The diagnosis can be confirmed on MRI imaging or at wrist IMG_2722arthroscopy. there are different grades of SLL injury and sometimes the ligament is merely stretched but remains in continuoity. This can nonetheless be symptomatic but early surgery is not indicated and a trial of non-operative treatment is usually advised.

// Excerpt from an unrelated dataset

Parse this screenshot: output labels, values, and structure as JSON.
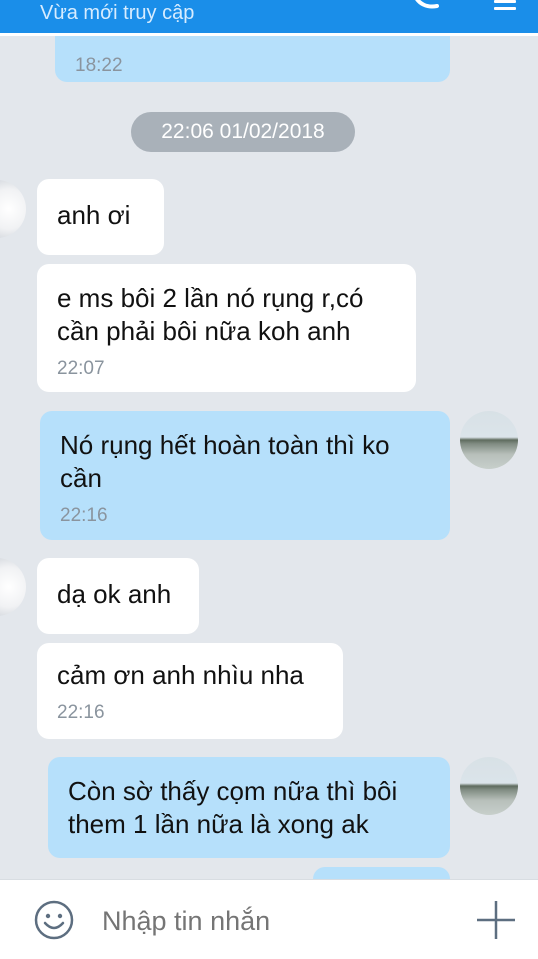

Complete SLL ruptures are more problematic and if diagnosed very early (within 6 weeks) then direct repair is possible. If as is usually the case, the diagnosis is made later then the patient is probably looking at reconstruction.

 

SLL Reconstruction (Brunelli)-for chronic SLL ruptures

Several procedures have been described to address this problem . None are perfect.  My preferred choice is the Brunelli procedure whereby a strip of tendon is harvested from the front of the wrist and passed through the scaphoid (pre-drilled) to the back of the wrist and then tensioned over dorsal ligaments and secured/transfixed onto the lunate. The aim is to reproduce the function of the SLL. The main drawback with the Brunelli procedure is that most patients will lose some range of movement.

If left untreated then there is a risk of premature arthritis in the wrist which might necessitate salvage procedures at a later date.